Open lukehutch opened 1 year ago

lukehutch commented 1 year ago

This code won't compile, for nullable y:

int x = /* ... */;
int? y = /* ... */;
if (y != null && x > y) { /* ... */ }

What is needed is

int x = /* ... */;
int? y = /* ... */;
if (y != null && x > y!) { /* ... */ }

The ! is unnecessary because of short circuit evaluation, but the linter doesn't seem to know that.

lrhn commented 1 year ago

Can you show actual runnable code which fails? How do you compile it?

This runs for me locally (3.0.0-...) and in DartPad (2.19.4).

void main() {
  int x = 2;
  int? y = 1 as dynamic; // Avoid promoting assignment
  if (y != null && x > y) {  print("OK"); }
}

If your y variable is not a local variable, then it can't be promoted, but then it also can't be declared just before an if.

lukehutch commented 1 year ago

My apologies, I have significantly revised the code since I filed this, and I can't reproduce this now, nor can I find the code in the VS Code timeline. I just extracted the part where it was failing and rewrote as x and y without testing it. I'll close this and re-open if I see it again. Thanks for testing.

Dart 2.19.2 / VSCode

lukehutch commented 1 year ago

OK, I can reproduce this now.

Broken (should compile fine though):

class Val {}

class ValSetter {
  void Function(Val, String)? valueSetter;

  void setValue(Val? oldValue, String newValue) {
    if (oldValue != null && valueSetter != null) {
      valueSetter(oldValue, newValue);    // "The function can't be unconditionally invoked because it can be 'null'."
    }
  }
}

Working version:

class Val {}

class ValSetter {
  void Function(Val, String)? valueSetter;

  void setValue(Val? oldValue, String newValue) {
    if (oldValue != null && valueSetter != null) {
      valueSetter!(oldValue, newValue);    // Need "valueSetter!" to fix. Note that "oldValue!" is not needed though.
    }
  }
}
lrhn commented 1 year ago

The valueSetter field is not a local variable, and you can only promote local variables. That's why it doesn't work.

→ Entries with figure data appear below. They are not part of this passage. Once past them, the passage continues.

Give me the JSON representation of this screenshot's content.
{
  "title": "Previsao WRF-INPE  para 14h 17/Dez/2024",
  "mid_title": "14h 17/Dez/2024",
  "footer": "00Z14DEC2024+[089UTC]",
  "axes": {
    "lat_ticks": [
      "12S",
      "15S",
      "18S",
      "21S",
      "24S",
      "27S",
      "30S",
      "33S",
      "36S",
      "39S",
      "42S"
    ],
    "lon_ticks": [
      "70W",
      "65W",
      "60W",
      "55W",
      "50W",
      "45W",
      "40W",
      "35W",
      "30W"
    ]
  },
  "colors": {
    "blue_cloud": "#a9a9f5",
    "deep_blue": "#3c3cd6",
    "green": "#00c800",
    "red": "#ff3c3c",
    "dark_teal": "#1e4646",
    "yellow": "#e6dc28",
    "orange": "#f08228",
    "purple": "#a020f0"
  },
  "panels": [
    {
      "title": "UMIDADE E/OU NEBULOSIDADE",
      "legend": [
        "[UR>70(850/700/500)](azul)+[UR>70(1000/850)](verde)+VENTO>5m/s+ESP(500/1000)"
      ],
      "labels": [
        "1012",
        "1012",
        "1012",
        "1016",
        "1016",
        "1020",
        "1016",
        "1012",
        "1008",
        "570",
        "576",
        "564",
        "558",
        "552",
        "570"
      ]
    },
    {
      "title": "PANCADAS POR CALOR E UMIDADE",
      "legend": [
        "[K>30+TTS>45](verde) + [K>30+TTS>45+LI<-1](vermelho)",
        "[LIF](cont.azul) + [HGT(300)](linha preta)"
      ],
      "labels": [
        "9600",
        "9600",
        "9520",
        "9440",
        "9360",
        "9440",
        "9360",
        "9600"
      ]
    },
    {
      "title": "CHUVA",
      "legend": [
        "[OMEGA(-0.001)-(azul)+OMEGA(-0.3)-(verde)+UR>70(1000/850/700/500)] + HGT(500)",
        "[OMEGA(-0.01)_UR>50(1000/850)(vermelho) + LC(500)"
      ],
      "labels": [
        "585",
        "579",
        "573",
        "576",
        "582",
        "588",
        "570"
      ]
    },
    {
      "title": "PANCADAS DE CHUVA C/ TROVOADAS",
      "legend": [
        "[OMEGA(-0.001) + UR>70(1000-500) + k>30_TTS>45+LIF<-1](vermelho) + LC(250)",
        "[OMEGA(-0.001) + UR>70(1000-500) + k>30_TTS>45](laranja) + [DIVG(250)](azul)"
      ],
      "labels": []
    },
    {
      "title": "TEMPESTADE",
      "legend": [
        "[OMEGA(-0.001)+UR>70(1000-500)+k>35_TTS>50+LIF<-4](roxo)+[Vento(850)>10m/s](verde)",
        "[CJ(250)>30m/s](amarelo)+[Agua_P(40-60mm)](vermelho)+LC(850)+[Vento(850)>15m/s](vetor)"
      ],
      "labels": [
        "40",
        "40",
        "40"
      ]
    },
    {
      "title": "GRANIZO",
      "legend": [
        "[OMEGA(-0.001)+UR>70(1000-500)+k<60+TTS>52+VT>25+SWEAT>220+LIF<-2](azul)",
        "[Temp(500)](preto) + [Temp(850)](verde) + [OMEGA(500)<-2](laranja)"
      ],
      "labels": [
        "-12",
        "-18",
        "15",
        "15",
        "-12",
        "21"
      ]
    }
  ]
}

See: https://dart.dev/guides/language/effective-dart/usage#consider-assigning-a-nullable-field-to-a-local-variable-to-enable-type-promotion

I'd rewrite it as:

if (oldValue != null) {
   valueSetter?.call(oldValue, newValue);
}
lukehutch commented 1 year ago

Ah, thanks, and sorry for the false alarm, I had forgotten that rule.

lukehutch commented 1 year ago

@lrhn I have a suggestion about this, since I have run into this a number of times, and I always seem to forget it's the same problem:

In cases where a local variable would be able to be promoted, but a non-local cannot be, and there is a nullability error, can you please add an explanation to the error message explaining why the variable could not be promoted?

lrhn commented 1 year ago

That sounds like a job for the analyzer. Let's reopen it as a request for that. (There probably is one already, but they'll know where to find it.)

That is: Give a special warning when an unpromoted non-local variable fails to be valid, but it would have worked if the previous test had been able to promote.

(It's non-trivial if the expression is more than just a single identifier, but the single identifier is also the one that looks the most like it should work.)

srawlins commented 1 year ago

@stereotype441 did add "why not promoted" messaging in analyzer, but it may not be applied to unchecked_use_of_nullable_value errors.